Internet'te Çok Vakit Geçirmek İşten Atılma Sebebi

0
FZ
Doç. Dr. Cevdet İlhan Günay, Adana Barosu'nun 'Avukatlar Haftası' nedeniyle düzenlediği 'İş Hukuku' konulu panelde yaptığı konuşmada 4 bin 773 sayılı İş Güvencesi Yasası ve uygulamaları hakkında bilgi verdi.

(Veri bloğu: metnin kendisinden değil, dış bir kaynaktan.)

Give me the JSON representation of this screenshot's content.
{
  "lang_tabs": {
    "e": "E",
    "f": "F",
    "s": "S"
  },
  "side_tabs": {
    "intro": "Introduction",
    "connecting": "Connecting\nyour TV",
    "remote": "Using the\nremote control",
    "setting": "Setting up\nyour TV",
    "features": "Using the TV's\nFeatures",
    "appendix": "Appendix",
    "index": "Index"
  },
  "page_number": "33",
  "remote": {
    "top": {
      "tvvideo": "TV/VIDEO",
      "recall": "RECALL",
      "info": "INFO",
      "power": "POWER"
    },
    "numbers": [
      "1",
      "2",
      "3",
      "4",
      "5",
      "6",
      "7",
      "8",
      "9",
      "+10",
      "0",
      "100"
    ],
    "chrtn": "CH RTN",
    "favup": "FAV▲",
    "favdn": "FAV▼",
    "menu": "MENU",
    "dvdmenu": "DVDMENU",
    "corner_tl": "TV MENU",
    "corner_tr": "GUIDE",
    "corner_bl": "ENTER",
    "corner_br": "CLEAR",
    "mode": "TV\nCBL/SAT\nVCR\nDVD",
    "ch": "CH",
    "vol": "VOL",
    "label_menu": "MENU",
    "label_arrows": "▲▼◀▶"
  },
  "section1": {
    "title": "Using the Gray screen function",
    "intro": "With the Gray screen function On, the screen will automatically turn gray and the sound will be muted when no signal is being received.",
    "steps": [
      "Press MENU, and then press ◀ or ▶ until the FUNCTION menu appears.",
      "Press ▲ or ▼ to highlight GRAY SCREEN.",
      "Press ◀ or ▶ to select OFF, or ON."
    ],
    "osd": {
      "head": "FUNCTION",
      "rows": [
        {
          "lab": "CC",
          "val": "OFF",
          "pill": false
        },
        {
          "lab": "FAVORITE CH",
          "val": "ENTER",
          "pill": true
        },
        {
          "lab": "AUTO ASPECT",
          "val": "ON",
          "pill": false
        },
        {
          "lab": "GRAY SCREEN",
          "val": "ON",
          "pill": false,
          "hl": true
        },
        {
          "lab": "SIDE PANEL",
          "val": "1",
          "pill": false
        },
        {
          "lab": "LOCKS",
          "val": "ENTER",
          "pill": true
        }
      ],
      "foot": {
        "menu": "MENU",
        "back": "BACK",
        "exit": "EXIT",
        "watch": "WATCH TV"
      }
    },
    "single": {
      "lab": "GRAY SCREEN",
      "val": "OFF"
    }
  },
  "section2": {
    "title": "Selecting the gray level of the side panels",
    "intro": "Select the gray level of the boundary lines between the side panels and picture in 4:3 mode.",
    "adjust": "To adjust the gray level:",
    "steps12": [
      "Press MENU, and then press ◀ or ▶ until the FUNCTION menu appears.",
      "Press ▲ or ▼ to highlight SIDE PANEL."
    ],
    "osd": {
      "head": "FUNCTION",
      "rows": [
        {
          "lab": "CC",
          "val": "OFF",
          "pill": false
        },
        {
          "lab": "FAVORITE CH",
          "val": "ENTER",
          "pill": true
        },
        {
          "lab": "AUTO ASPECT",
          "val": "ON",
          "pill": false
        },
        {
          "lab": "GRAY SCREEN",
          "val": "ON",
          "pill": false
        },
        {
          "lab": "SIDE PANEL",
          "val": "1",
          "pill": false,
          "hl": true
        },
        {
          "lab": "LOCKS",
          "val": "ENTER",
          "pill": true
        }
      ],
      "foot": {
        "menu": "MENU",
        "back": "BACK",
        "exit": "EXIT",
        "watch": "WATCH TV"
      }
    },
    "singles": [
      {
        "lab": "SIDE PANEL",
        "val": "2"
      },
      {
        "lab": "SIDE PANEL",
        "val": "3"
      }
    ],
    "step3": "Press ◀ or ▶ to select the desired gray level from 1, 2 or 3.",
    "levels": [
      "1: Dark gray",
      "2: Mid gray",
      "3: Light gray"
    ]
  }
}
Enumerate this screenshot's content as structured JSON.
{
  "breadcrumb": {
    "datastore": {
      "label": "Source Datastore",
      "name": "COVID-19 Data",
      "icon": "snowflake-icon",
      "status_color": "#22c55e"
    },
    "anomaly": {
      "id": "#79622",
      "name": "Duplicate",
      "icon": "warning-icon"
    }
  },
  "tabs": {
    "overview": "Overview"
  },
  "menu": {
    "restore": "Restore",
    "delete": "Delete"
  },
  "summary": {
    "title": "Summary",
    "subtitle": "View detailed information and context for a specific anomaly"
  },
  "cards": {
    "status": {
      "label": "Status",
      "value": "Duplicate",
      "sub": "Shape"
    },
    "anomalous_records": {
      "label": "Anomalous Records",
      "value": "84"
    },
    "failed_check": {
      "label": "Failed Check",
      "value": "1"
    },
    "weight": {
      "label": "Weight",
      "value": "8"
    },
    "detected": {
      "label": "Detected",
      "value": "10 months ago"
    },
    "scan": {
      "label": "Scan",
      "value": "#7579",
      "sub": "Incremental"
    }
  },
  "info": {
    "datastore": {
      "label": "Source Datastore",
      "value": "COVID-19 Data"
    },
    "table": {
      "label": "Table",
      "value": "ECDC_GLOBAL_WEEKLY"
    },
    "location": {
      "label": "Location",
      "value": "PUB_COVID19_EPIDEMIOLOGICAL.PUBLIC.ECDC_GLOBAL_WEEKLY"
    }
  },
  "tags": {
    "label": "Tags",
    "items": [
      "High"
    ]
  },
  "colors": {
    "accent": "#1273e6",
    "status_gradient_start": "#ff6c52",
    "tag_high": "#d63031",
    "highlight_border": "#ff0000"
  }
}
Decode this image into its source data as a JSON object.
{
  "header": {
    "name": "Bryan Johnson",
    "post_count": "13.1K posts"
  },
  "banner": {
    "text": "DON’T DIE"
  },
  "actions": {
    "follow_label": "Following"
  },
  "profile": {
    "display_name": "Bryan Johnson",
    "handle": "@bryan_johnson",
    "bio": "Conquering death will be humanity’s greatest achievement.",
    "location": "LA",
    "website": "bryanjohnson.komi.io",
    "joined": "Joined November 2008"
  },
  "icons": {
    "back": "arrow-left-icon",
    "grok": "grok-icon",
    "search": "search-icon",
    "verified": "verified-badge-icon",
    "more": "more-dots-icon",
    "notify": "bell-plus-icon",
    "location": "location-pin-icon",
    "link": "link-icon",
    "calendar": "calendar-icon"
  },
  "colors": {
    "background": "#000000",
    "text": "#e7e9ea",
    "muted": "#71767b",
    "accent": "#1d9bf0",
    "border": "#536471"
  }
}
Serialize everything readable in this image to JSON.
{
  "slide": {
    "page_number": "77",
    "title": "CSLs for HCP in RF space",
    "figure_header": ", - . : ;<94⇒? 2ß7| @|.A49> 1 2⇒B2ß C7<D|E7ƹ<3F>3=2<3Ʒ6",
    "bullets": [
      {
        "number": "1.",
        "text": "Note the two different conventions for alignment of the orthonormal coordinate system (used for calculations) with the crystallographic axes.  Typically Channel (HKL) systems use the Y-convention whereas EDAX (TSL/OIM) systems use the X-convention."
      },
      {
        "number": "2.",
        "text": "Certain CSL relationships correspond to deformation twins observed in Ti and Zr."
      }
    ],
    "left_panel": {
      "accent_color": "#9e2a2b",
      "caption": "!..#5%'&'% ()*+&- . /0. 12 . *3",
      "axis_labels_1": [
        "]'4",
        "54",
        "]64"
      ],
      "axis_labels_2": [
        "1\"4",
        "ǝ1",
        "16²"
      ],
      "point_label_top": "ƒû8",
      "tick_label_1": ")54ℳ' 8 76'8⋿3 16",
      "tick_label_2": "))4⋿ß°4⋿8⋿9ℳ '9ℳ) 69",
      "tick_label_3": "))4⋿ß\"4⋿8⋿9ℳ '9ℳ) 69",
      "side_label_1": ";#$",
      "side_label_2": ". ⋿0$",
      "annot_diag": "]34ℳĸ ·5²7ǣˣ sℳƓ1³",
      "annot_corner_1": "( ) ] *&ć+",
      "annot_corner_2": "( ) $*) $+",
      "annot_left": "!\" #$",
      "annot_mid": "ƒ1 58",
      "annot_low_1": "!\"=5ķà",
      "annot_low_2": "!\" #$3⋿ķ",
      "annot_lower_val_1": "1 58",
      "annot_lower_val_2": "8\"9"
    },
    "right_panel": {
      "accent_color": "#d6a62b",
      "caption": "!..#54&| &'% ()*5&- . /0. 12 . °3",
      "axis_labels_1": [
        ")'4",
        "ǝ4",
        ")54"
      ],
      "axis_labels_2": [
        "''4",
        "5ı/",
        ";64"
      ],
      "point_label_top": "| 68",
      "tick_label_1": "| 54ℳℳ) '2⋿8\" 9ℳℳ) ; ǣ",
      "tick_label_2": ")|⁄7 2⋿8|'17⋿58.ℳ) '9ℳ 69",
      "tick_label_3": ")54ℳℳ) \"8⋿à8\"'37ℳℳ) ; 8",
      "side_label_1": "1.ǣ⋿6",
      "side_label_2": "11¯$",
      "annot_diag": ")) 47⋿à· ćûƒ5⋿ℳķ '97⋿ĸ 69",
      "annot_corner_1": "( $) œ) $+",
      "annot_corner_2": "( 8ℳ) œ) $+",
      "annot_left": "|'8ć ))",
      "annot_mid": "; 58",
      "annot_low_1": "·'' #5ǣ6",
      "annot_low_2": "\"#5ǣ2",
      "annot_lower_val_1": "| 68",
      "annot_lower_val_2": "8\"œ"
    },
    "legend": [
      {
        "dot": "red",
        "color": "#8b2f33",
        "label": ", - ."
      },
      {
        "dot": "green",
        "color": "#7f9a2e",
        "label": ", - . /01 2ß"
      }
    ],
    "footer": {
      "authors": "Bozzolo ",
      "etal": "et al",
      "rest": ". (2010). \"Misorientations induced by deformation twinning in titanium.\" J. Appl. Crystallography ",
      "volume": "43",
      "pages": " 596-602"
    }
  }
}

Yasanın, işverene işçinin sözleşmesini feshederken geçerli neden belirtme zorunluluğu getirdiğini söyleyen Doç. Dr. Günay, teknolojik gelişmelerin getirdiği bazı davranışların da bu kapsama girdiğini söyledi. Doç. Dr. Günay, şöyle dedi: "Bir süredir hayatımızda olan cep telefonuyla, telefon işçiye bile ait olsa uzun süre konuşmak ve bunu alışkanlık haline getirmek, iş sözleşmesini feshetme gerekçesi olarak gösterilebiliyor. Aynı şekilde internette uzun süre harcayan, prn içerikli mailler atan işçi de işten çıkarılabiliyor. Bu gerekçelerle işten çıkarılanların açtıkları işe dönüş davalarını reddediyoruz."

Görüşler

0
emreguzer
Birçok açığı olacaktır. Suistimal edilebilir birşeye benziyor.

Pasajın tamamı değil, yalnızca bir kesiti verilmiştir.